Why did she vote leave? “Immigration. There are people here who shouldn’t be here.”
It turns out she means Islamic terrorists. I point out that those people aren’t likely to be EU migrants. “But they come here through the European courts,” she says.
She doesn’t mind most immigrants, she adds. “People who come here and work hard. Doctors and nurses. We need them for the NHS.”
What if Brexit makes it hard for those people? “Like I said, we didn’t understand it. It’s not going to happen though is it?”
How did her friends vote? “Most voted out. A lot didn’t vote. Did you vote?” she asks a friend.
“I can’t bloody remember,” says her friend.
“See,” says the stall-owner. “We’re sick of it.”
Would she vote to remain if there was a second referendum? “I probably wouldn’t vote.”
Alun Gilpin, who is manning his comics and model stall, Border Collectibles, was conflicted about the referendum initially. He didn’t like TTIP (the Transatlantic Trade and Investment Partnership) and disliked what he saw as the EU’s globalisation agenda, but he ultimately voted remain.
During the referendum campaign he was appalled by the lack of planning (“the plan was a blank sheet of paper”) and recoiled from the racism and misinformation. “Only 7 per cent of our laws come from the EU,” he says. He calls Jacob Rees Mogg “a disaster capitalist”. He points at a shelf full of Subbuteo boxes. “All of that comes from Italy.”
Two close friends voted to leave, he says, due to misinformation about immigration. One would vote differently now, he says, “but the other could be slapped in the head with a brick and wouldn’t change his mind”.
John Fairhurst, a Liverpudlian party supply salesman, is a leave-voting optimist. “They say we were misled but that’s just how politicians say we’re thick,” he says. “We get that a lot in the North.”
They say we were misled but that’s just how politicians say we’re thick
He believes that when people voted leave, they wanted to extract themselves from the customs union and the single market and that this should be clear to “waste of space” policy-makers.
Was it not always destined to be messy for businesses? Not at all, he says. He deals with a supplier in Belgium and there has been no hint of a problem. “People will still talk to each other. There’s the phone. There’s the internet . . . Everyone wants to do business.”
But why risk it? “It’s important for Britain to control it’s borders.”
What about the Irish Border? He tells me that a relative was caught recently after not paying a toll on the Runcorn Bridge. So, border monitoring technology, he suggests, is already there in the hands of the tolling companies. He is defiantly positive about all this. “The sun will still rise the morning after.”

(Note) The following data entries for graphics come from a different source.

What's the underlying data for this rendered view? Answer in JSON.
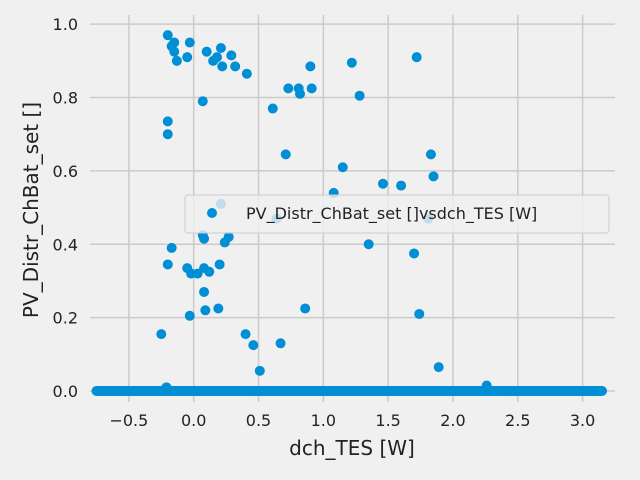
{
  "chart_data": {
    "type": "scatter",
    "xlabel": "dch_TES [W]",
    "ylabel": "PV_Distr_ChBat_set []",
    "xlim": [
      -0.8,
      3.25
    ],
    "ylim": [
      -0.03,
      1.025
    ],
    "xticks": [
      -0.5,
      0.0,
      0.5,
      1.0,
      1.5,
      2.0,
      2.5,
      3.0
    ],
    "xtick_labels": [
      "−0.5",
      "0.0",
      "0.5",
      "1.0",
      "1.5",
      "2.0",
      "2.5",
      "3.0"
    ],
    "yticks": [
      0.0,
      0.2,
      0.4,
      0.6,
      0.8,
      1.0
    ],
    "ytick_labels": [
      "0.0",
      "0.2",
      "0.4",
      "0.6",
      "0.8",
      "1.0"
    ],
    "grid": true,
    "legend": {
      "placement": "center-right",
      "entries": [
        "PV_Distr_ChBat_set []vsdch_TES [W]"
      ]
    },
    "colors": {
      "marker": "#008fd5",
      "grid": "#cbcbcb",
      "background": "#f0f0f0"
    },
    "series": [
      {
        "name": "PV_Distr_ChBat_set []vsdch_TES [W]",
        "points": [
          [
            -0.2,
            0.97
          ],
          [
            -0.17,
            0.94
          ],
          [
            -0.15,
            0.95
          ],
          [
            -0.13,
            0.9
          ],
          [
            -0.15,
            0.925
          ],
          [
            -0.05,
            0.91
          ],
          [
            -0.03,
            0.95
          ],
          [
            0.1,
            0.925
          ],
          [
            0.15,
            0.9
          ],
          [
            0.18,
            0.91
          ],
          [
            0.21,
            0.935
          ],
          [
            0.22,
            0.885
          ],
          [
            0.29,
            0.915
          ],
          [
            0.32,
            0.885
          ],
          [
            0.41,
            0.865
          ],
          [
            0.07,
            0.79
          ],
          [
            0.61,
            0.77
          ],
          [
            0.73,
            0.825
          ],
          [
            0.81,
            0.825
          ],
          [
            0.82,
            0.81
          ],
          [
            0.91,
            0.825
          ],
          [
            0.9,
            0.885
          ],
          [
            1.22,
            0.895
          ],
          [
            1.28,
            0.805
          ],
          [
            1.72,
            0.91
          ],
          [
            -0.2,
            0.735
          ],
          [
            -0.2,
            0.7
          ],
          [
            0.71,
            0.645
          ],
          [
            1.15,
            0.61
          ],
          [
            1.46,
            0.565
          ],
          [
            1.6,
            0.56
          ],
          [
            1.83,
            0.645
          ],
          [
            1.85,
            0.585
          ],
          [
            1.08,
            0.54
          ],
          [
            0.21,
            0.51
          ],
          [
            0.64,
            0.47
          ],
          [
            1.81,
            0.47
          ],
          [
            0.07,
            0.425
          ],
          [
            0.08,
            0.415
          ],
          [
            0.27,
            0.42
          ],
          [
            0.24,
            0.405
          ],
          [
            1.35,
            0.4
          ],
          [
            1.7,
            0.375
          ],
          [
            -0.17,
            0.39
          ],
          [
            -0.2,
            0.345
          ],
          [
            -0.05,
            0.335
          ],
          [
            -0.02,
            0.32
          ],
          [
            0.03,
            0.32
          ],
          [
            0.08,
            0.335
          ],
          [
            0.12,
            0.325
          ],
          [
            0.2,
            0.345
          ],
          [
            0.08,
            0.27
          ],
          [
            -0.03,
            0.205
          ],
          [
            0.09,
            0.22
          ],
          [
            0.19,
            0.225
          ],
          [
            0.86,
            0.225
          ],
          [
            1.74,
            0.21
          ],
          [
            -0.25,
            0.155
          ],
          [
            0.4,
            0.155
          ],
          [
            0.46,
            0.125
          ],
          [
            0.67,
            0.13
          ],
          [
            0.51,
            0.055
          ],
          [
            1.89,
            0.065
          ],
          [
            -0.21,
            0.01
          ],
          [
            2.26,
            0.015
          ]
        ],
        "zero_range": [
          -0.75,
          3.15
        ]
      }
    ]
  }
}
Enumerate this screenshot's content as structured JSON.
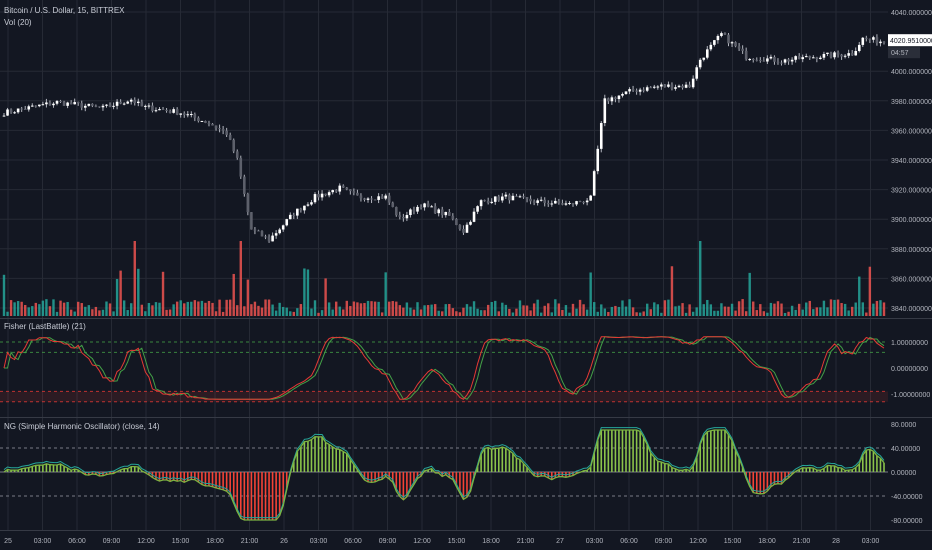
{
  "header": {
    "symbol_line": "Bitcoin / U.S. Dollar, 15, BITTREX",
    "volume_label": "Vol (20)"
  },
  "indicators": {
    "fisher_label": "Fisher (LastBattle) (21)",
    "oscillator_label": "NG (Simple Harmonic Oscillator) (close, 14)"
  },
  "price_axis": {
    "ticks": [
      "4040.00000000",
      "4000.00000000",
      "3980.00000000",
      "3960.00000000",
      "3940.00000000",
      "3920.00000000",
      "3900.00000000",
      "3880.00000000",
      "3860.00000000",
      "3840.00000000"
    ],
    "tick_values": [
      4040,
      4000,
      3980,
      3960,
      3940,
      3920,
      3900,
      3880,
      3860,
      3840
    ],
    "last_price": "4020.95100000",
    "countdown": "04:57"
  },
  "fisher_axis": {
    "ticks": [
      "1.00000000",
      "0.00000000",
      "-1.00000000"
    ],
    "tick_values": [
      1,
      0,
      -1
    ]
  },
  "oscillator_axis": {
    "ticks": [
      "80.0000",
      "40.00000",
      "0.00000",
      "-40.00000",
      "-80.00000"
    ],
    "tick_values": [
      80,
      40,
      0,
      -40,
      -80
    ]
  },
  "time_axis": {
    "labels": [
      "25",
      "03:00",
      "06:00",
      "09:00",
      "12:00",
      "15:00",
      "18:00",
      "21:00",
      "26",
      "03:00",
      "06:00",
      "09:00",
      "12:00",
      "15:00",
      "18:00",
      "21:00",
      "27",
      "03:00",
      "06:00",
      "09:00",
      "12:00",
      "15:00",
      "18:00",
      "21:00",
      "28",
      "03:00"
    ]
  },
  "colors": {
    "background": "#131722",
    "up_volume": "#26a69a",
    "down_volume": "#ef5350",
    "fisher_line": "#e53935",
    "fisher_trigger": "#43a047",
    "osc_positive": "#8bc34a",
    "osc_negative": "#f44336",
    "osc_line": "#7cb342"
  }
}
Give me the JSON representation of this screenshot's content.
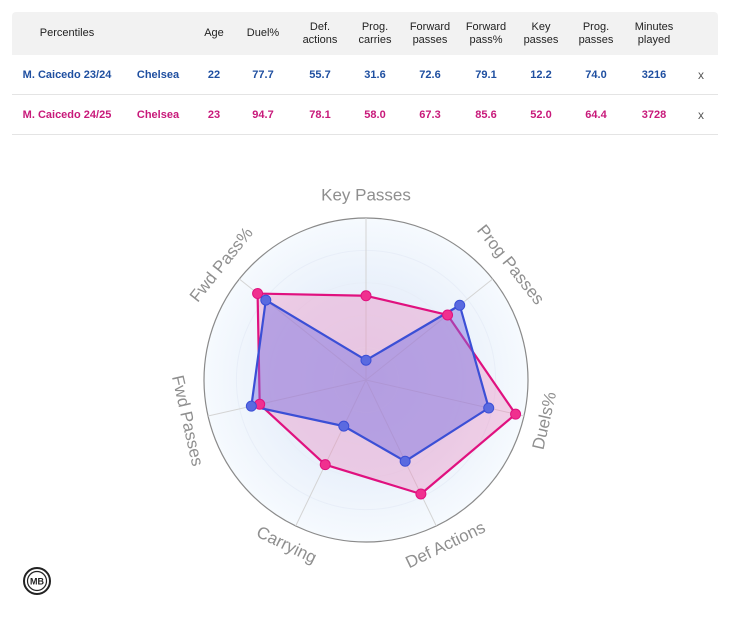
{
  "table": {
    "headers": [
      {
        "key": "label",
        "text": "Percentiles"
      },
      {
        "key": "team",
        "text": ""
      },
      {
        "key": "age",
        "text": "Age"
      },
      {
        "key": "duel",
        "text": "Duel%"
      },
      {
        "key": "def",
        "text": "Def.\nactions"
      },
      {
        "key": "progc",
        "text": "Prog.\ncarries"
      },
      {
        "key": "fwdp",
        "text": "Forward\npasses"
      },
      {
        "key": "fwdpp",
        "text": "Forward\npass%"
      },
      {
        "key": "key",
        "text": "Key\npasses"
      },
      {
        "key": "progp",
        "text": "Prog.\npasses"
      },
      {
        "key": "mins",
        "text": "Minutes\nplayed"
      },
      {
        "key": "x",
        "text": ""
      }
    ],
    "rows": [
      {
        "color": "#1f4fa0",
        "cells": [
          "M. Caicedo 23/24",
          "Chelsea",
          "22",
          "77.7",
          "55.7",
          "31.6",
          "72.6",
          "79.1",
          "12.2",
          "74.0",
          "3216",
          "x"
        ]
      },
      {
        "color": "#c8197a",
        "cells": [
          "M. Caicedo 24/25",
          "Chelsea",
          "23",
          "94.7",
          "78.1",
          "58.0",
          "67.3",
          "85.6",
          "52.0",
          "64.4",
          "3728",
          "x"
        ]
      }
    ]
  },
  "chart_data": {
    "type": "radar",
    "axes": [
      "Key Passes",
      "Prog Passes",
      "Duels%",
      "Def Actions",
      "Carrying",
      "Fwd Passes",
      "Fwd Pass%"
    ],
    "range": [
      0,
      100
    ],
    "series": [
      {
        "name": "M. Caicedo 23/24",
        "values": [
          12.2,
          74.0,
          77.7,
          55.7,
          31.6,
          72.6,
          79.1
        ],
        "color": "#3b4fd6",
        "fill": "rgba(120,110,225,0.45)",
        "marker": "#5a6ae0"
      },
      {
        "name": "M. Caicedo 24/25",
        "values": [
          52.0,
          64.4,
          94.7,
          78.1,
          58.0,
          67.3,
          85.6
        ],
        "color": "#e0117f",
        "fill": "rgba(236,130,185,0.35)",
        "marker": "#f0308f"
      }
    ]
  },
  "logo": {
    "text": "MB"
  }
}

They’re so fed up of the paralysis they just want to know where we are, even if that is in a hellhole
Ian Lucas, Labour MP for Wrexham, was a remain supporter who, in deference to his Leave-voting constituents, voted to invoke Article 50 (“I’ve been accused of betrayal by both sides”). He wants to heal the divisions and does not want a second referendum because there’s been “no great shift in opinion”.
What is the mood now? He sighs. “[There’s] a very strong view that people just want it to all end . . . I’ve picked up a strong sense from quite sensible people in business that they’re so fed up of the paralysis they just want to know where we are, even if that is in a hellhole. They just want to know if they’re in a hellhole or not.”